The most exciting thing about more activity and resources for improving diagnostic safety is that they are on the pathway to actually preventing harm. They will make it possible to avoid the high costs and human toll that diagnostic errors exact.
DM: Can you share some specific examples of how researchers are approaching not only understanding diagnostic errors but also designing better systems and processes?
JB: One of the reasons I think the field is poised to make real change is the potential of digital health technologies—which of course is another reason why it makes sense for AHRQ to take on this challenge. I mentioned clinical decision support systems, and these can provide checks and balances to assist doctors and nurses to help them avoid cognitive errors when making a diagnosis. Additionally, improved electronic health records can ensure the right information, about the right patient, gets to the right team members, at the right time, reducing communication errors and delayed diagnosis. Other innovators are working to develop patient- and family-centered ways to improve how healthcare teams communicate diagnosis and management plans to their patients. The National Academy of Medicine affirmed the importance of a patient’s understanding of their diagnosis by including the failure to communicate a diagnostic explanation to him/her as a fundamental criterion for a diagnostic error.
DM: Given the importance and size of this issue, who else are we working with to tackle it?
JB: It’s important to note that we aren’t the only game in town.

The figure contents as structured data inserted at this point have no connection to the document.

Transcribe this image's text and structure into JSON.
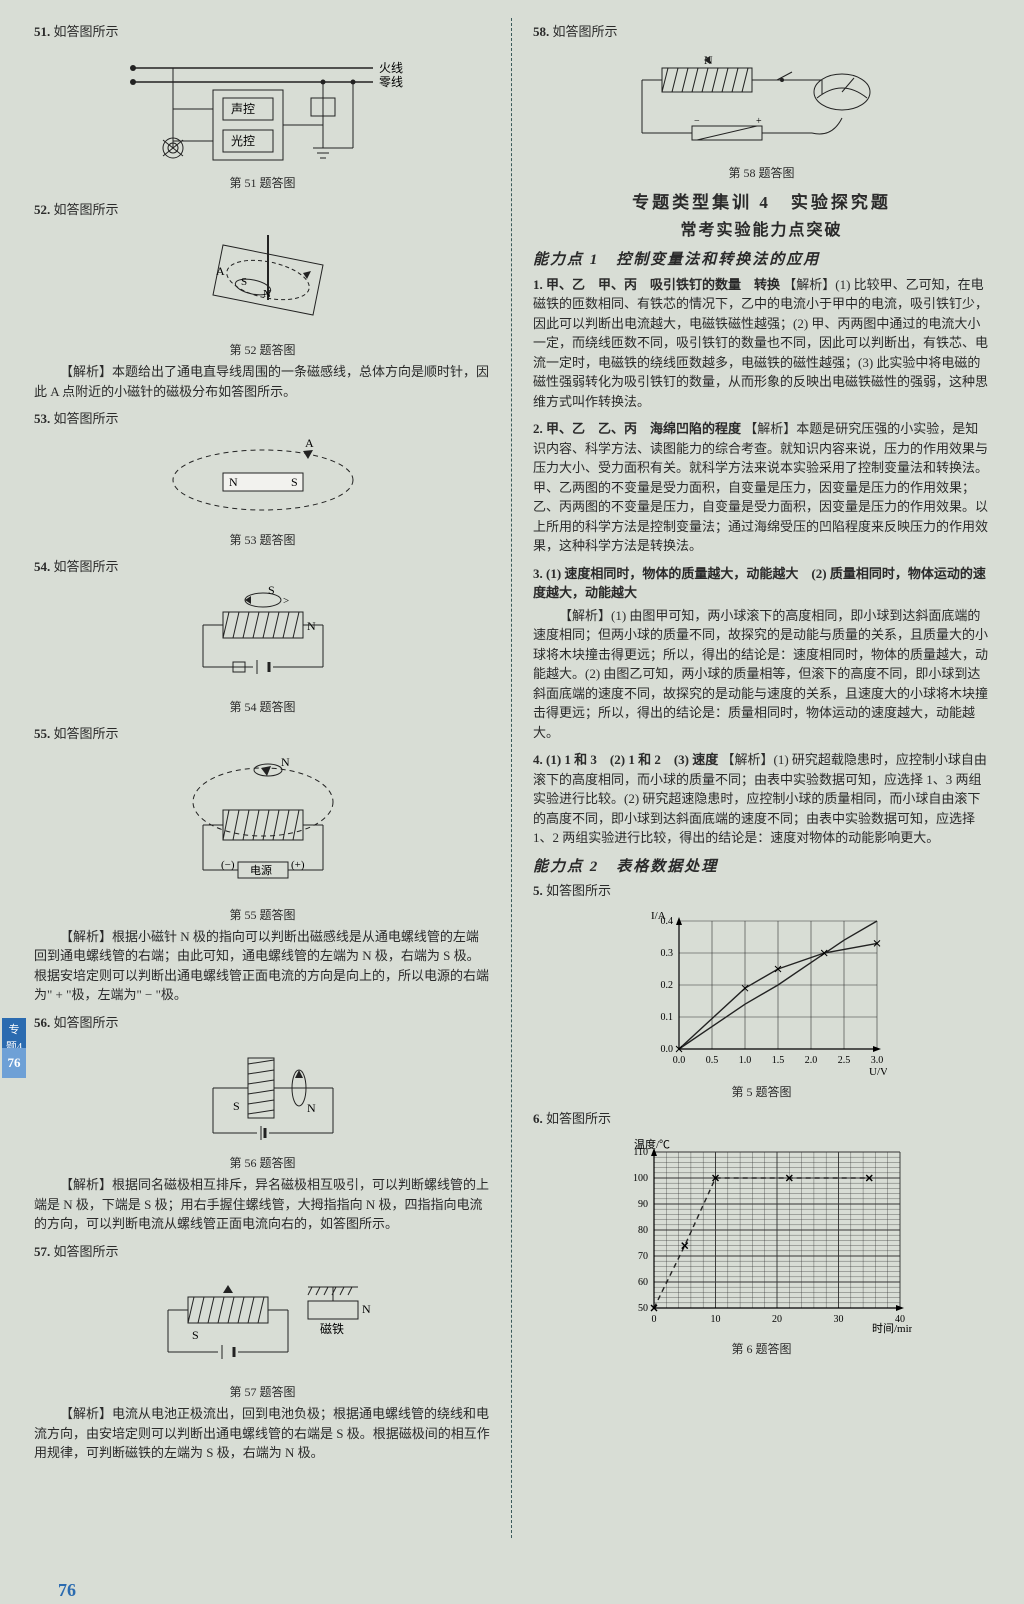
{
  "page_number_side": "76",
  "page_number_foot": "76",
  "side_tab": "专题4",
  "background_color": "#d8ddd5",
  "text_color": "#2a2a2a",
  "accent_blue": "#2b6bb0",
  "left_column": {
    "q51": {
      "num": "51.",
      "lead": "如答图所示",
      "caption": "第 51 题答图",
      "labels": {
        "live": "火线",
        "neutral": "零线",
        "sound": "声控",
        "light": "光控"
      }
    },
    "q52": {
      "num": "52.",
      "lead": "如答图所示",
      "caption": "第 52 题答图",
      "labels": {
        "A": "A",
        "N": "N",
        "S": "S"
      },
      "analysis": "【解析】本题给出了通电直导线周围的一条磁感线，总体方向是顺时针，因此 A 点附近的小磁针的磁极分布如答图所示。"
    },
    "q53": {
      "num": "53.",
      "lead": "如答图所示",
      "caption": "第 53 题答图",
      "labels": {
        "A": "A",
        "N": "N",
        "S": "S"
      }
    },
    "q54": {
      "num": "54.",
      "lead": "如答图所示",
      "caption": "第 54 题答图",
      "labels": {
        "N": "N",
        "S": "S"
      }
    },
    "q55": {
      "num": "55.",
      "lead": "如答图所示",
      "caption": "第 55 题答图",
      "labels": {
        "N": "N",
        "minus": "(−)",
        "plus": "(+)",
        "src": "电源"
      },
      "analysis": "【解析】根据小磁针 N 极的指向可以判断出磁感线是从通电螺线管的左端回到通电螺线管的右端；由此可知，通电螺线管的左端为 N 极，右端为 S 极。根据安培定则可以判断出通电螺线管正面电流的方向是向上的，所以电源的右端为\" + \"极，左端为\" − \"极。"
    },
    "q56": {
      "num": "56.",
      "lead": "如答图所示",
      "caption": "第 56 题答图",
      "labels": {
        "N": "N",
        "S": "S"
      },
      "analysis": "【解析】根据同名磁极相互排斥，异名磁极相互吸引，可以判断螺线管的上端是 N 极，下端是 S 极；用右手握住螺线管，大拇指指向 N 极，四指指向电流的方向，可以判断电流从螺线管正面电流向右的，如答图所示。"
    },
    "q57": {
      "num": "57.",
      "lead": "如答图所示",
      "caption": "第 57 题答图",
      "labels": {
        "N": "N",
        "S": "S",
        "mag": "磁铁"
      },
      "analysis": "【解析】电流从电池正极流出，回到电池负极；根据通电螺线管的绕线和电流方向，由安培定则可以判断出通电螺线管的右端是 S 极。根据磁极间的相互作用规律，可判断磁铁的左端为 S 极，右端为 N 极。"
    }
  },
  "right_column": {
    "q58": {
      "num": "58.",
      "lead": "如答图所示",
      "caption": "第 58 题答图",
      "labels": {
        "N": "N"
      }
    },
    "section_title": "专题类型集训 4　实验探究题",
    "section_sub": "常考实验能力点突破",
    "ability1": {
      "heading": "能力点 1　控制变量法和转换法的应用",
      "q1": {
        "num": "1.",
        "answer_bold": "甲、乙　甲、丙　吸引铁钉的数量　转换",
        "analysis": "【解析】(1) 比较甲、乙可知，在电磁铁的匝数相同、有铁芯的情况下，乙中的电流小于甲中的电流，吸引铁钉少，因此可以判断出电流越大，电磁铁磁性越强；(2) 甲、丙两图中通过的电流大小一定，而绕线匝数不同，吸引铁钉的数量也不同，因此可以判断出，有铁芯、电流一定时，电磁铁的绕线匝数越多，电磁铁的磁性越强；(3) 此实验中将电磁的磁性强弱转化为吸引铁钉的数量，从而形象的反映出电磁铁磁性的强弱，这种思维方式叫作转换法。"
      },
      "q2": {
        "num": "2.",
        "answer_bold": "甲、乙　乙、丙　海绵凹陷的程度",
        "analysis": "【解析】本题是研究压强的小实验，是知识内容、科学方法、读图能力的综合考查。就知识内容来说，压力的作用效果与压力大小、受力面积有关。就科学方法来说本实验采用了控制变量法和转换法。甲、乙两图的不变量是受力面积，自变量是压力，因变量是压力的作用效果；乙、丙两图的不变量是压力，自变量是受力面积，因变量是压力的作用效果。以上所用的科学方法是控制变量法；通过海绵受压的凹陷程度来反映压力的作用效果，这种科学方法是转换法。"
      },
      "q3": {
        "num": "3.",
        "answer_bold": "(1) 速度相同时，物体的质量越大，动能越大　(2) 质量相同时，物体运动的速度越大，动能越大",
        "analysis": "【解析】(1) 由图甲可知，两小球滚下的高度相同，即小球到达斜面底端的速度相同；但两小球的质量不同，故探究的是动能与质量的关系，且质量大的小球将木块撞击得更远；所以，得出的结论是：速度相同时，物体的质量越大，动能越大。(2) 由图乙可知，两小球的质量相等，但滚下的高度不同，即小球到达斜面底端的速度不同，故探究的是动能与速度的关系，且速度大的小球将木块撞击得更远；所以，得出的结论是：质量相同时，物体运动的速度越大，动能越大。"
      },
      "q4": {
        "num": "4.",
        "answer_bold": "(1) 1 和 3　(2) 1 和 2　(3) 速度",
        "analysis": "【解析】(1) 研究超载隐患时，应控制小球自由滚下的高度相同，而小球的质量不同；由表中实验数据可知，应选择 1、3 两组实验进行比较。(2) 研究超速隐患时，应控制小球的质量相同，而小球自由滚下的高度不同，即小球到达斜面底端的速度不同；由表中实验数据可知，应选择 1、2 两组实验进行比较，得出的结论是：速度对物体的动能影响更大。"
      }
    },
    "ability2": {
      "heading": "能力点 2　表格数据处理",
      "q5": {
        "num": "5.",
        "lead": "如答图所示",
        "caption": "第 5 题答图",
        "chart": {
          "type": "line",
          "xlabel": "U/V",
          "ylabel": "I/A",
          "xlim": [
            0,
            3.0
          ],
          "ylim": [
            0,
            0.4
          ],
          "xtick_step": 0.5,
          "ytick_step": 0.1,
          "grid_color": "#333333",
          "line_color": "#222222",
          "series1": {
            "x": [
              0,
              0.5,
              1.0,
              1.5,
              2.0,
              2.5,
              3.0
            ],
            "y": [
              0,
              0.07,
              0.14,
              0.2,
              0.27,
              0.34,
              0.4
            ],
            "style": "solid"
          },
          "series2": {
            "x": [
              0,
              1.0,
              1.5,
              2.2,
              3.0
            ],
            "y": [
              0,
              0.19,
              0.25,
              0.3,
              0.33
            ],
            "style": "curve",
            "markers": true
          }
        }
      },
      "q6": {
        "num": "6.",
        "lead": "如答图所示",
        "caption": "第 6 题答图",
        "chart": {
          "type": "line",
          "xlabel": "时间/min",
          "ylabel": "温度/℃",
          "xlim": [
            0,
            40
          ],
          "ylim": [
            50,
            110
          ],
          "xtick_step": 10,
          "ytick_step": 10,
          "grid_color": "#333333",
          "line_color": "#222222",
          "grid_style": "fine-hatch",
          "series": {
            "x": [
              0,
              5,
              10,
              22,
              35
            ],
            "y": [
              50,
              74,
              100,
              100,
              100
            ],
            "style": "dashed-with-x-markers"
          }
        }
      }
    }
  }
}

Our colleagues at the NIH have funded significant research about the diagnostic process, we’ve worked closely with the professional community via the Society to Improve Diagnosis in Medicine, and we’re coordinating a Federal Interagency Workgroup on Improving Diagnostic Safety and Quality in Healthcare. So we’re waving the flag to raise awareness about our work, and we’re also happy to have plenty of important partners working in this area.
DM: Thank you, Jeff. I think all of us at AHRQ are excited about the shared progress we’re making in this area. It’s clear that patients will benefit from this research and the tools and resources the Agency develops for decades to come.

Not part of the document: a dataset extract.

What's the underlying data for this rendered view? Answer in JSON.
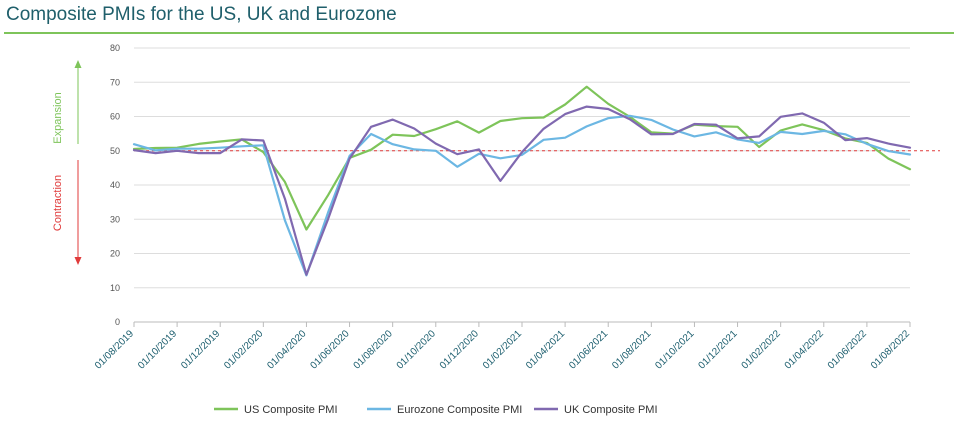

JB: David, thank you. I really feel like we’re just getting started. If we continue to fund the research and work with our partners in the field, we can use what we learn about diagnostic safety to make sure we are treating the whole patient and better meeting their needs, which is the objective of high-quality care.
Dr. Meyers is Acting Director of AHRQ. Dr. Brady is Director of AHRQ’s Center for Quality Improvement and Patient Safety.